Recently, a beloved friend called us, distraught, after he got lost leaving our house and couldn’t remember the way home. He’s been slipping for a while and we’ve tried to deny the signs, but we can no longer pretend, much as we’d like to. In the lineup of horrible ways to meet one’s demise or to lose loved ones, few ailments elicit more horror than Alzheimer’s Disease. The truth is that Alzheimer’s Disease affects more people each year than cancer, heart disease, and AIDS combined.1 Sadder yet, there’s still not much that can be done to stop the eventual slide into a nonfunctional state.
We wrote last month about the possibility that viruses trigger Alzheimer’s Disease and how research on that front may open new hope for healing. The good news is that recent research into two other possible solutions seems to be yielding hopeful results.
Flickering Lights and Electrical Stimulation. If you’re old enough to remember dance parties with strobe lights flashing to enhance the psychedelic effect, you’ll be surprised to learn that those flashing lights might have conferred some cognitive benefit. It turns out, according to research at the Massachusetts Institute of Technology, that flashing lights may wipe out amyloid plaque in the brain and normalize disturbed brain wave function.2 The MIT research involved mice, not people, but the results were dramatic, with amyloid plaque being completely eradicated in some of the mice, and it gave scientists hope the method might intervene in the development of Alzheimer’s Disease in humans. Research director Li-Huei Tsai commented, “The result was so mind-boggling and so robust, it took a while for the idea to sink in, but we knew we needed to work out a way of trying out the same thing in humans.”
Apparently, in Alzheimer’s Disease as well as certain other neurological and psychiatric disorders, brain waves become disrupted, particularly the high-frequency Gamma Waves that normally exist during REM sleep. The experimental evidence indicates that flickering lights or similar technologies that involve alternating stimulation help neurons to fire correctly, which can restore normal brain wave oscillations. At present, at least 24 clinical studies are underway to test out the efficacy of flickering lights and similar technologies on reducing Alzheimer’s symptoms. Some studies focus on lights, others on exposure to rhythmic sounds, and most on delivering alternating electrical brain stimulation via a method called Transcranial Alternate Current Stimulation (tACS).

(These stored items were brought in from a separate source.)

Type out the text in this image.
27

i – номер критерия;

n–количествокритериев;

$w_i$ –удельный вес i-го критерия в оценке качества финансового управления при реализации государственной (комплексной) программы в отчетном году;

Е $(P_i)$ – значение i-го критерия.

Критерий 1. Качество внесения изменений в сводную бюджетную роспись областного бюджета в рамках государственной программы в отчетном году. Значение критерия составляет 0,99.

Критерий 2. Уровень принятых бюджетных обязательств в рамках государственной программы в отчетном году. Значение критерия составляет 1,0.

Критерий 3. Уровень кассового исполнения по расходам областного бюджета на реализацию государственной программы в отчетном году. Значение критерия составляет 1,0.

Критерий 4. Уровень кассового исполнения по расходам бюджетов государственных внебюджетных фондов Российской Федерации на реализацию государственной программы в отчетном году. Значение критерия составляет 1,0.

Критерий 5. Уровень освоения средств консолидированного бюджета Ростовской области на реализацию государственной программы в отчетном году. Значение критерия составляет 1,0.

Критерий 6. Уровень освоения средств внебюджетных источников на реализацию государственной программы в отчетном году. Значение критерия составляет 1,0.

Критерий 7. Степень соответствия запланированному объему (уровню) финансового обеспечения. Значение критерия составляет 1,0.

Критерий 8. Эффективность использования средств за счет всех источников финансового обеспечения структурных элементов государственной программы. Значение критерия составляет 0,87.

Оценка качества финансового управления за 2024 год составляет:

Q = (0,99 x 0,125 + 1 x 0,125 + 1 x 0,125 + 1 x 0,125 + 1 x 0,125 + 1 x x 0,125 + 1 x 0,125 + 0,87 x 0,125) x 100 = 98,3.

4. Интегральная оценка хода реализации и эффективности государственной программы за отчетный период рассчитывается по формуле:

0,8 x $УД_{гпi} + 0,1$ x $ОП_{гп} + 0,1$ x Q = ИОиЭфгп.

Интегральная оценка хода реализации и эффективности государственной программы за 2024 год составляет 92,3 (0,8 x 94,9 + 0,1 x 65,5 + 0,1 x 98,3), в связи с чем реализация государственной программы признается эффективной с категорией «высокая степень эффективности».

TACS is painless, and delivered via electrodes worn on the head, often during sleep. In an early study, Dr. Flavio Frohlich at the University of North Carolina tested 16 “normal” subjects who wore electrodes and received electrical brain stimulation for two consecutive nights.3 On one of those nights, the stimulation involved tACS, and on the other it was a sham. Sure enough, after the night of the real tACS stimulation, the subjects showed a dramatic improvement in memory function. Dr. Frohlich commented, “Essentially if you look at the [memory] gain you get just by sleeping—and you do get a memory benefit just from sleeping—when we stimulated, it was almost twice as much.” Meanwhile, a study involving LED headsets delivering transcranial direct current stimulation (stimulation by light directed at specific parts of the brain) found that Alzheimer’s patients who wore the headsets for 15 minutes became able to speak in complete sentences and feed themselves after three months, though they previously had lost those abilities.4
Those positive results give researchers hope that the method might also work with Alzheimer’s patients. Right now, several studies at Harvard Medical School are investigating using tACS with Alzheimer’s sufferers, with results due in by the end of the year.5
TGF beta 1. Brazilian researchers are focusing on a protein called Transforming Growth Factor beta 1 (TGF beta 1).6 The researchers found that when levels of TGF beta 1 are reduced in the brain—and as we age, our levels of TGF beta 1 naturally decline—inflammation increases and that makes it difficult for neurons to communicate with each other. After the researchers injected TGF beta 1 into rodent brains, the rodents could recall objects they previously had forgotten. The researchers say that while the treatment helped with recovery of recent memory, they don’t know how it will impact later-stage Alzheimer’s symptoms since short-term memory loss happens early in the progression of the disease. And of course, it’s a long path from animal trials to a useful treatment for humans.